I guess that's a blog

I'm not sure where to begin. I have things to say . . . kind of. But just lots of disjointed little half thoughts. Then again, I guess that's a blog. And I guess I now have a beginning to this post.

So the other day I removed my "political views" thing from Facebook. I know it seems small, and its rather telling of how much Facebook has become a part of our lives, but it was big for me. Used to be, back in the day, that I really cared about current events/politics and being informed. From the days of being a way off the deep end crazy liberal high schooler, to going about as far across the board as I could in college.

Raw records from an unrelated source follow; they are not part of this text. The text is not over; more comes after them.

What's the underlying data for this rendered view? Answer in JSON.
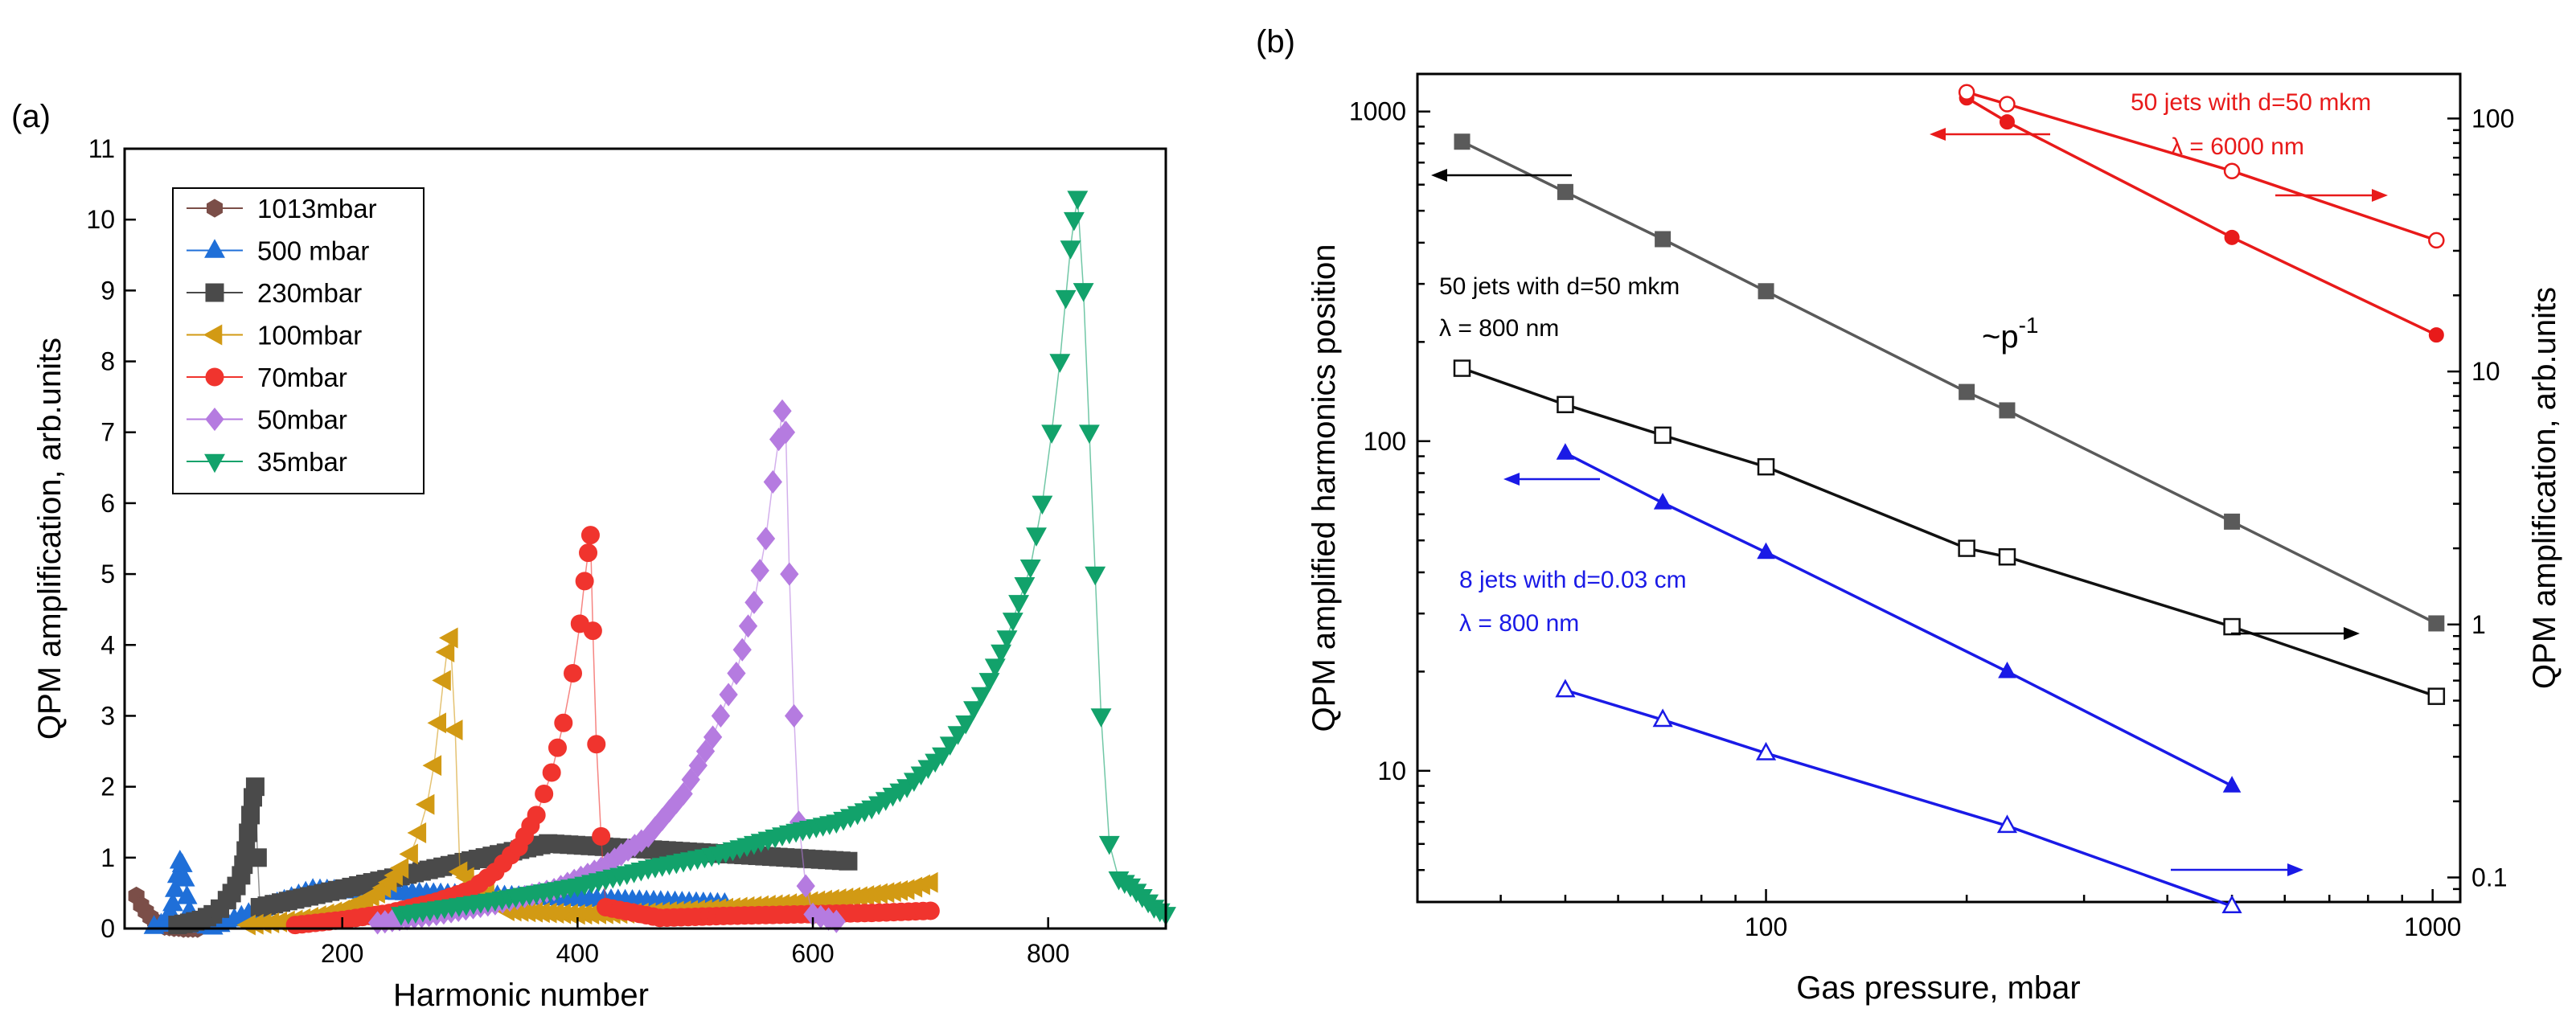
{
  "chart_data": [
    {
      "panel": "(a)",
      "type": "scatter",
      "xlabel": "Harmonic number",
      "ylabel": "QPM amplification, arb.units",
      "xlim": [
        15,
        900
      ],
      "ylim": [
        0,
        11
      ],
      "xticks": [
        200,
        400,
        600,
        800
      ],
      "yticks": [
        0,
        1,
        2,
        3,
        4,
        5,
        6,
        7,
        8,
        9,
        10,
        11
      ],
      "legend_position": "top-left",
      "series": [
        {
          "name": "1013mbar",
          "color": "#7b4e48",
          "marker": "hexagon",
          "x": [
            25,
            29,
            33,
            37,
            41,
            45,
            49,
            53,
            57,
            61,
            65,
            69,
            73,
            77
          ],
          "y": [
            0.46,
            0.33,
            0.24,
            0.16,
            0.1,
            0.06,
            0.03,
            0.02,
            0.01,
            0.01,
            0.0,
            0.0,
            0.0,
            0.0
          ]
        },
        {
          "name": "500 mbar",
          "color": "#1f6fd8",
          "marker": "triangle-up",
          "x": [
            40,
            46,
            50,
            54,
            56,
            58,
            60,
            62,
            64,
            66,
            68,
            70,
            74,
            80,
            90,
            175,
            525
          ],
          "y": [
            0.03,
            0.06,
            0.12,
            0.22,
            0.35,
            0.55,
            0.75,
            0.95,
            0.9,
            0.7,
            0.45,
            0.25,
            0.12,
            0.05,
            0.02,
            0.55,
            0.35
          ]
        },
        {
          "name": "230mbar",
          "color": "#4a4a4a",
          "marker": "square",
          "x": [
            60,
            70,
            80,
            90,
            96,
            102,
            106,
            110,
            114,
            116,
            118,
            120,
            122,
            124,
            126,
            128,
            130,
            375,
            630
          ],
          "y": [
            0.05,
            0.08,
            0.12,
            0.2,
            0.28,
            0.4,
            0.5,
            0.6,
            0.75,
            0.9,
            1.1,
            1.35,
            1.6,
            1.85,
            2.0,
            1.0,
            0.3,
            1.2,
            0.95
          ]
        },
        {
          "name": "100mbar",
          "color": "#d29a14",
          "marker": "triangle-left",
          "x": [
            120,
            140,
            160,
            180,
            200,
            215,
            230,
            240,
            250,
            258,
            265,
            272,
            278,
            282,
            286,
            289,
            292,
            296,
            300,
            340,
            400,
            460,
            520,
            580,
            640,
            680,
            700
          ],
          "y": [
            0.05,
            0.08,
            0.12,
            0.18,
            0.26,
            0.36,
            0.5,
            0.65,
            0.85,
            1.05,
            1.35,
            1.75,
            2.3,
            2.9,
            3.5,
            3.9,
            4.1,
            2.8,
            0.8,
            0.25,
            0.2,
            0.22,
            0.28,
            0.35,
            0.45,
            0.55,
            0.65
          ]
        },
        {
          "name": "70mbar",
          "color": "#f0342e",
          "marker": "circle",
          "x": [
            160,
            200,
            240,
            280,
            310,
            330,
            350,
            365,
            378,
            388,
            396,
            402,
            406,
            409,
            411,
            413,
            416,
            420,
            424,
            470,
            530,
            590,
            650,
            700
          ],
          "y": [
            0.05,
            0.12,
            0.22,
            0.38,
            0.55,
            0.8,
            1.15,
            1.6,
            2.2,
            2.9,
            3.6,
            4.3,
            4.9,
            5.3,
            5.55,
            4.2,
            2.6,
            1.3,
            0.3,
            0.15,
            0.18,
            0.2,
            0.22,
            0.25
          ]
        },
        {
          "name": "50mbar",
          "color": "#b57be0",
          "marker": "diamond",
          "x": [
            230,
            280,
            330,
            380,
            420,
            460,
            490,
            515,
            535,
            550,
            560,
            566,
            571,
            574,
            577,
            580,
            584,
            588,
            594,
            600,
            620
          ],
          "y": [
            0.08,
            0.2,
            0.35,
            0.55,
            0.85,
            1.3,
            1.9,
            2.7,
            3.6,
            4.6,
            5.5,
            6.3,
            6.9,
            7.3,
            7.0,
            5.0,
            3.0,
            1.5,
            0.6,
            0.2,
            0.1
          ]
        },
        {
          "name": "35mbar",
          "color": "#12a26b",
          "marker": "triangle-down",
          "x": [
            250,
            330,
            400,
            460,
            520,
            580,
            620,
            650,
            680,
            710,
            730,
            750,
            765,
            775,
            785,
            795,
            803,
            810,
            815,
            819,
            822,
            825,
            830,
            835,
            840,
            845,
            852,
            860,
            870,
            880,
            890,
            900
          ],
          "y": [
            0.2,
            0.4,
            0.6,
            0.85,
            1.05,
            1.35,
            1.5,
            1.7,
            2.0,
            2.45,
            2.9,
            3.5,
            4.1,
            4.6,
            5.1,
            6.0,
            7.0,
            8.0,
            8.9,
            9.6,
            10.0,
            10.3,
            9.0,
            7.0,
            5.0,
            3.0,
            1.2,
            0.7,
            0.6,
            0.45,
            0.3,
            0.2
          ]
        }
      ]
    },
    {
      "panel": "(b)",
      "type": "line",
      "xscale": "log",
      "yscale": "log",
      "xlabel": "Gas pressure, mbar",
      "ylabel": "QPM amplified harmonics position",
      "y2label": "QPM amplification, arb.units",
      "xlim": [
        30,
        1100
      ],
      "ylim": [
        4,
        1300
      ],
      "y2lim": [
        0.08,
        150
      ],
      "xticks": [
        100,
        1000
      ],
      "yticks": [
        10,
        100,
        1000
      ],
      "y2ticks": [
        0.1,
        1,
        10,
        100
      ],
      "annotations": {
        "trend": "~p",
        "trend_exponent": "-1",
        "black_group_line1": "50 jets with d=50 mkm",
        "black_group_line2": "λ = 800 nm",
        "blue_group_line1": "8 jets with d=0.03 cm",
        "blue_group_line2": "λ = 800 nm",
        "red_group_line1": "50 jets with d=50 mkm",
        "red_group_line2": "λ = 6000 nm"
      },
      "series": [
        {
          "name": "gray filled squares (position)",
          "color": "#5a5a5a",
          "marker": "square-filled",
          "axis": "left",
          "x": [
            35,
            50,
            70,
            100,
            200,
            230,
            500,
            1013
          ],
          "y": [
            810,
            570,
            410,
            285,
            141,
            124,
            57,
            28
          ]
        },
        {
          "name": "black open squares (amplification)",
          "color": "#111111",
          "marker": "square-open",
          "axis": "right",
          "x": [
            35,
            50,
            70,
            100,
            200,
            230,
            500,
            1013
          ],
          "y": [
            10.3,
            7.4,
            5.6,
            4.2,
            2.0,
            1.85,
            0.98,
            0.52
          ]
        },
        {
          "name": "blue filled triangles (position)",
          "color": "#1a1ae6",
          "marker": "triangle-filled",
          "axis": "left",
          "x": [
            50,
            70,
            100,
            230,
            500
          ],
          "y": [
            92,
            65,
            46,
            20,
            9
          ]
        },
        {
          "name": "blue open triangles (amplification)",
          "color": "#1a1ae6",
          "marker": "triangle-open",
          "axis": "right",
          "x": [
            50,
            70,
            100,
            230,
            500
          ],
          "y": [
            0.55,
            0.42,
            0.31,
            0.16,
            0.077
          ]
        },
        {
          "name": "red filled circles (position)",
          "color": "#e81a1a",
          "marker": "circle-filled",
          "axis": "left",
          "x": [
            200,
            230,
            500,
            1013
          ],
          "y": [
            1100,
            930,
            415,
            210
          ]
        },
        {
          "name": "red open circles (amplification)",
          "color": "#e81a1a",
          "marker": "circle-open",
          "axis": "right",
          "x": [
            200,
            230,
            500,
            1013
          ],
          "y": [
            127,
            114,
            62,
            33
          ]
        }
      ]
    }
  ]
}
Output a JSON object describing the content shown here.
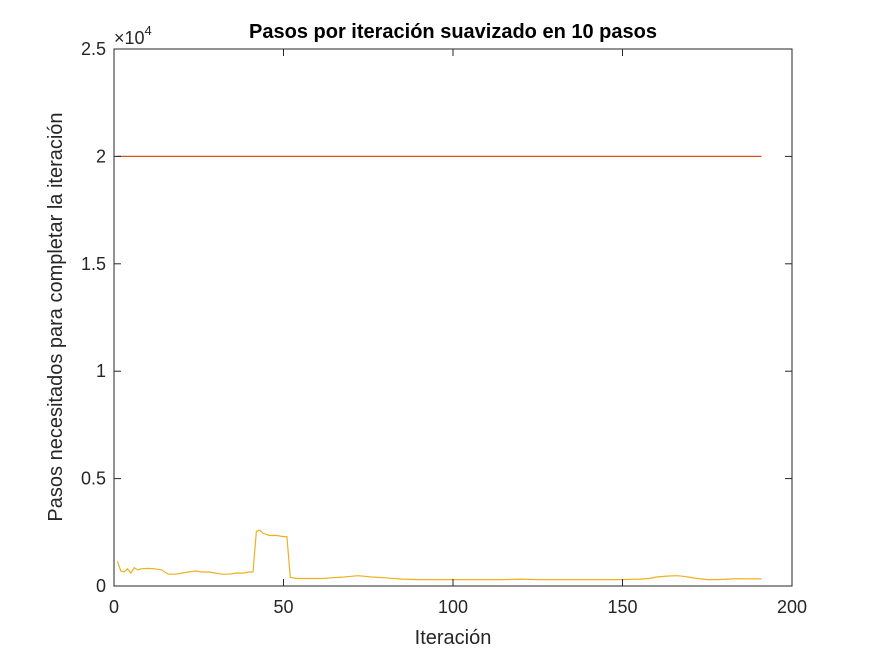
{
  "chart_data": {
    "type": "line",
    "title": "Pasos por iteración suavizado en 10 pasos",
    "xlabel": "Iteración",
    "ylabel": "Pasos necesitados para completar la iteración",
    "y_exponent_label": "×10",
    "y_exponent_power": "4",
    "xlim": [
      0,
      200
    ],
    "ylim": [
      0,
      25000
    ],
    "x_ticks": [
      0,
      50,
      100,
      150,
      200
    ],
    "x_tick_labels": [
      "0",
      "50",
      "100",
      "150",
      "200"
    ],
    "y_ticks": [
      0,
      5000,
      10000,
      15000,
      20000,
      25000
    ],
    "y_tick_labels": [
      "0",
      "0.5",
      "1",
      "1.5",
      "2",
      "2.5"
    ],
    "grid": false,
    "box": true,
    "series": [
      {
        "color": "#D95319",
        "x": [
          1,
          191
        ],
        "y": [
          20000,
          20000
        ]
      },
      {
        "color": "#EDB120",
        "x": [
          1,
          2,
          3,
          4,
          5,
          6,
          7,
          8,
          10,
          12,
          14,
          16,
          18,
          20,
          22,
          24,
          26,
          28,
          30,
          32,
          34,
          36,
          38,
          40,
          41,
          42,
          43,
          44,
          45,
          46,
          48,
          50,
          51,
          52,
          54,
          56,
          58,
          60,
          62,
          64,
          66,
          68,
          70,
          72,
          74,
          76,
          78,
          80,
          85,
          90,
          95,
          100,
          105,
          110,
          115,
          120,
          125,
          130,
          135,
          140,
          145,
          150,
          155,
          158,
          160,
          163,
          166,
          168,
          170,
          172,
          175,
          178,
          181,
          184,
          187,
          190,
          191
        ],
        "y": [
          1150,
          700,
          650,
          800,
          600,
          850,
          750,
          800,
          820,
          800,
          750,
          550,
          550,
          600,
          650,
          700,
          650,
          650,
          600,
          550,
          550,
          600,
          600,
          650,
          650,
          2550,
          2600,
          2450,
          2400,
          2350,
          2350,
          2300,
          2300,
          400,
          350,
          350,
          350,
          350,
          350,
          380,
          400,
          420,
          450,
          480,
          450,
          420,
          400,
          380,
          320,
          300,
          300,
          300,
          300,
          300,
          300,
          320,
          300,
          300,
          300,
          300,
          300,
          300,
          320,
          350,
          420,
          460,
          480,
          450,
          400,
          350,
          300,
          300,
          320,
          340,
          330,
          330,
          330
        ]
      }
    ]
  }
}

I guess removing it started a few years ago. I was doing Summer Staff at Lake Champion and was working as the town runner. I think it was the third week, and I took another SS guy to the urgent care clinic in Milford, PA. I was sitting in the lobby waiting and I noticed the tv was on. I hadn't seen tv or the internet in about two weeks so I was passively curious. Its was CNN. And before even 5 minutes had passed I had to get up and walk outside to keep from bursting in to tears. Seeing . . . being so forceably confronted with how infected the world has become after being so close to Heaven just tore me apart. After I got back I avoided intentionally learning any news for months.

My last jont at LC had no such defining moment, but after going without that crap for a month, it was so easy and felt so good to not deal with it. And I would sometimes talk with Heather about doing it, and whether it was spiritually responsible or if I was just burying me head and being uninformed. But I never reached any solid ground. Then recently at Kairos Mike said something that got me thinking about this. He was talking about men he admired, and how they didn't engage in things most people did, but they spent lots of time in the word. And at some point I realized . . . I don't want to concern myself with politics. I want to concern myself with growing spiritually. I want to focus on knowing God and making sure I'm right by Him. I want to focus on my friends, and whatever ministry I'm involved in, and eventually my family. So I'm trying to pull myself out. I'm curious to see how I'll react towards the end of an election cycle. We shall see.

Speaking of Kairos, Tuesday was A-Mazing. Yeah, it had to be written like that. Mike was conspicuously absent, but it didn't matter, because it was a worship night. The band just kept playing. The worship leader did get up at one point (he wasn't playing) and spoke for a while, about worship. Which was essentially a mini-message, and a great one at that. But nothing typical. And I loved it. Just praising God. Just drawing near and feeling Him. So very good.

I noticed something last night though, afterward at PM. I was giving Nick some hassle about having bailed on hanging out with me and I realized I was being a jerk. And it wasn't the first time. On Sunday I was unintentionally rude to Brittany a few times, and very recently I said something very hurtful to a dear friend of mine. So I've apparently lost a good deal of my gentility.

One of the things I've always loved about being tough, about being capable and strong, is that I was also very gentle and tender. But apparently that's gone out the window as of late. And looking back over the times in my life, I can readily say it has something to do with being in a relationship. Sucktastic.

So I think I've been doing something very wrong lately. I just don't feel right. I haven't had a private worship time in I don't know how long. I feel out of sorts. I can't even really explain it, but it was bad and it was pervasive. And so yesterday I was praying about it. I thought about Heather more yesterday than I have in the past month. All day, memories and pictures and all kinds of stupid crap.

I thought about how . . . about how delicate she is. And as a part of that how she really shouldn't be with me. And that's only by thinking about things I've seen as a part of my life. Going to funerals for teens you are sure didn't know Jesus. Seeing a step dad beat a little girl just because her father was black. Finding out a girl is dating an older guy who's trying to get her pregnant so she'll drop out of high school and marry him. And its not over . . . God has a long hard road ahead of me. And she wasn't made for this. Was anyone?

And there we go back and forth again. I want to be in a relationship with my wife. And yet I don't. I want to be completely aloof and oblivious to girls. Welcome to crazy town. Population: 1.

Still I can't really . . . I still think I know what God said . . . so long ago.

I think I was better off when things were harder. I could feel God so often, I was so reliant. Now I feel like I'm alone at the middle of the ocean. No thoughts are real, or even constant. There is no path, no destination. Just drifting.

So last night at Kairos the worship leader led us through a prayer time, with a theme structure (praise, thanksgiving, supplication). So as soon as he said thanksgiving my brain goes, "Thank you God having me meet Heather." I'm not even sure what to say here. Nothing seems to fit.

I haven't heard from God in about a week. I'd like to.

One thing from Kairos . . . between songs Anthony started talking. And he was talking about how he has been having to remind himself lately that his desires and his emotions do not set reality. God sets reality. What God says determines what is true. And nothing else.

I want to feel like I am doing something right.